Design thinking, as a human-centred practice, is used to develop innovative solutions to everyday business challenges.

Just as design thinking develops empathy and solutions for our customers, it can also be used to plan and introduce change. The methods used to gain deep insights into customer pain points and practical solutions are the same approaches we can apply when engaging with our impacted users. For example, by starting with deep empathy for our people early in the change planning, we open the path for a conversation about their needs and frustrations, through multiple perspectives. In turn, this helps us to define the problem before we jump into a solution-based change approach.  

Integrate design thinking practices into your change approach to drive meaningful conversations with your stakeholders and impacted employees. Run workshops to develop employee journey maps that visually represent the current and future state, to uncover what your people are doing, thinking and feeling now, and what they see themselves doing, thinking and feeling after the change is implemented.

We can also identify post-implementation measures through the journey map lens of what we want our people to do, to think and how we want them to feel. Find out a little more on how I’ve used this for change metrics in a previous blog that explores how human-centred design intersects with change management.  

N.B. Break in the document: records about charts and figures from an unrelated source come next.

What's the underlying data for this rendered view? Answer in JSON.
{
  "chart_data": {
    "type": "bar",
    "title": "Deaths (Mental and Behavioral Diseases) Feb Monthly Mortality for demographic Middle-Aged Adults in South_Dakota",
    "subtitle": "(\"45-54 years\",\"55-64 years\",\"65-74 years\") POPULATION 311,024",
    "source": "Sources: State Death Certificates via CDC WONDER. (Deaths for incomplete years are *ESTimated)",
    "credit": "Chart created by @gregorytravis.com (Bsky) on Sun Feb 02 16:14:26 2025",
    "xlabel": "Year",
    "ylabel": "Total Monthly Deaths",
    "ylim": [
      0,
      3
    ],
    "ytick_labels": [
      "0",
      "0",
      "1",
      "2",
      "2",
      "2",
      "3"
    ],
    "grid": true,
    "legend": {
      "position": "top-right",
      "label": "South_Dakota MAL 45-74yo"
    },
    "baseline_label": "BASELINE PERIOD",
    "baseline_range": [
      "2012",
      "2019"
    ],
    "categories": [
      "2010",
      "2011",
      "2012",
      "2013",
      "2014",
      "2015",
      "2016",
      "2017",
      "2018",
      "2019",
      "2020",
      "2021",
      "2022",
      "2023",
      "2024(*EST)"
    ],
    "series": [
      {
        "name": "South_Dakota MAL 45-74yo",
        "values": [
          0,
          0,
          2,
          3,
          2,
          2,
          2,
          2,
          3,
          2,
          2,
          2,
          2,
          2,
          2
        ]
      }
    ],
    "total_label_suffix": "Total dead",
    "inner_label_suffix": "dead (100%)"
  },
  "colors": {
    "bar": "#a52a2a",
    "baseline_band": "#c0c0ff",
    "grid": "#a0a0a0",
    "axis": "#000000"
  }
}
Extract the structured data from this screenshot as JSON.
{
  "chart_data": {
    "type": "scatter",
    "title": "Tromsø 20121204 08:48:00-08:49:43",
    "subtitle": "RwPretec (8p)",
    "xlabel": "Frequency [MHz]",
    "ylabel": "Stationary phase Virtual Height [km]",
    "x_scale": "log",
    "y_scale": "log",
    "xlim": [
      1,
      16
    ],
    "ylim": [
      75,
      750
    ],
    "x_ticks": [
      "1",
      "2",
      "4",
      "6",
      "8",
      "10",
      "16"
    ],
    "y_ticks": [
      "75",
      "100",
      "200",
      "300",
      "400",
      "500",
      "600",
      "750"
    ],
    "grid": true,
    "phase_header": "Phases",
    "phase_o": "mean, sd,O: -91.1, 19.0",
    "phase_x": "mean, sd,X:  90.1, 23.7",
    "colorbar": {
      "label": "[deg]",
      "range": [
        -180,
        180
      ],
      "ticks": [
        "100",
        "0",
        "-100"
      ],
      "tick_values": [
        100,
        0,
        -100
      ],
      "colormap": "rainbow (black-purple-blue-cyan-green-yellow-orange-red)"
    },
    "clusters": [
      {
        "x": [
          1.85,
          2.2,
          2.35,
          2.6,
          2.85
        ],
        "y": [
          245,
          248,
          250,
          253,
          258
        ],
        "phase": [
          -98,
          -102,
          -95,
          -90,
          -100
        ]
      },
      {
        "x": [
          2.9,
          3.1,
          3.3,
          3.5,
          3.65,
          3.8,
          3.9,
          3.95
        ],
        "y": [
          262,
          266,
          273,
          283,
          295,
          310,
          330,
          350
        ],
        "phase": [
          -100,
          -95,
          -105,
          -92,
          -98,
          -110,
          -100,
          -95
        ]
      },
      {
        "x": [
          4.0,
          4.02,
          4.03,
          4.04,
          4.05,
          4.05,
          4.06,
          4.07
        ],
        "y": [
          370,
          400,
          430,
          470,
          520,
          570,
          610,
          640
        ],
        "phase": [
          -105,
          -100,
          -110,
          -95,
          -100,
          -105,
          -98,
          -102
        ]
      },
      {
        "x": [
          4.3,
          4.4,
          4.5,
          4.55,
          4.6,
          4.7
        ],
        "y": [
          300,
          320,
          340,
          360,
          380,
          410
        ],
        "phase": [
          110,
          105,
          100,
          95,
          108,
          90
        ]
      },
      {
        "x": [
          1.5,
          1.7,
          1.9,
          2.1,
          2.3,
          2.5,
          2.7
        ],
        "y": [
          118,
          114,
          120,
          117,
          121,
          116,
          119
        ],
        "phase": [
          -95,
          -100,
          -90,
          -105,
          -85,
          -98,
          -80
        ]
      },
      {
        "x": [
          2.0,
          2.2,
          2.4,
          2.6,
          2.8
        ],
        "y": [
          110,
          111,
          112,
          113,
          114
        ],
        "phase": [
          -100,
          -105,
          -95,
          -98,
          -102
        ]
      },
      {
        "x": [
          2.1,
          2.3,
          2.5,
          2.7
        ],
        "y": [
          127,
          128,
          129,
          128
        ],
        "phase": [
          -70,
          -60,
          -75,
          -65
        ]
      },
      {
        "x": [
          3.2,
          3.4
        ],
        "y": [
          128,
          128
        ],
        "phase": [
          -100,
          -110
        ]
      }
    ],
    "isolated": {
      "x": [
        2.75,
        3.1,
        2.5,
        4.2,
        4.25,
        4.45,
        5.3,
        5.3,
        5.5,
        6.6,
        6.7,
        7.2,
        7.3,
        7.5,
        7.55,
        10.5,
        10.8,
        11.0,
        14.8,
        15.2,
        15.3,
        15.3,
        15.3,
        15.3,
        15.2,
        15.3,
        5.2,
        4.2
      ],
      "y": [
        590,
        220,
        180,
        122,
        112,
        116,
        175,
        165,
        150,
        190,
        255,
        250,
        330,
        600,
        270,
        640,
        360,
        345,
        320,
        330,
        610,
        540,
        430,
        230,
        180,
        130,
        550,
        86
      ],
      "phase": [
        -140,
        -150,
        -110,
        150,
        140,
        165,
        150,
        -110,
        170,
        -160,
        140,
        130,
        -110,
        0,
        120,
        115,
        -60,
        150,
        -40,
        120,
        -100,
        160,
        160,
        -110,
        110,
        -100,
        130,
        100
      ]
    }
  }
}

2. Hardwired human behaviour

New insights from the field of neuroscience help us better understand our hardwired behaviour and how we can deliver change with a fresh perspective. Now that we know more about our primal responses to threat and reward, along with our built-in biases, we can lead change and prepare our people with an approach that’s designed to minimise the threat response. We also know that the human response to change is not always resistance, yet our change plans often assume it.

For a long time, organisations have understood the hidden costs of productivity dips and a disengaged workforce. Understanding hardwired human behaviour, through insights from neuroscience, can help us understand how and when discomfort occurs in the brain.

The key here is to run workshops to find out more about what is provoking a threat response, as this has a direct impact on productivity and the bottom line. Consider which stakeholders may perceive loss or gain as a result of the change. We need to uncover the range of responses, along with the emotional triggers that will potentially affect productivity, and eventually adoption. For some tips on how to do this, check out this guest blog I wrote for leanchange.org on how to run a team workshop using the SCARF model.

With human-centred practices, we can create a safe place for people to talk about how they are feeling and what they are thinking.

These two approaches provide human insights about our people that may not be otherwise uncovered, and help us find the ‘sweet spot’ where we deliver human-centred change.

The good news is that they will work in almost any environment, regardless of the framework or methodology you have in place.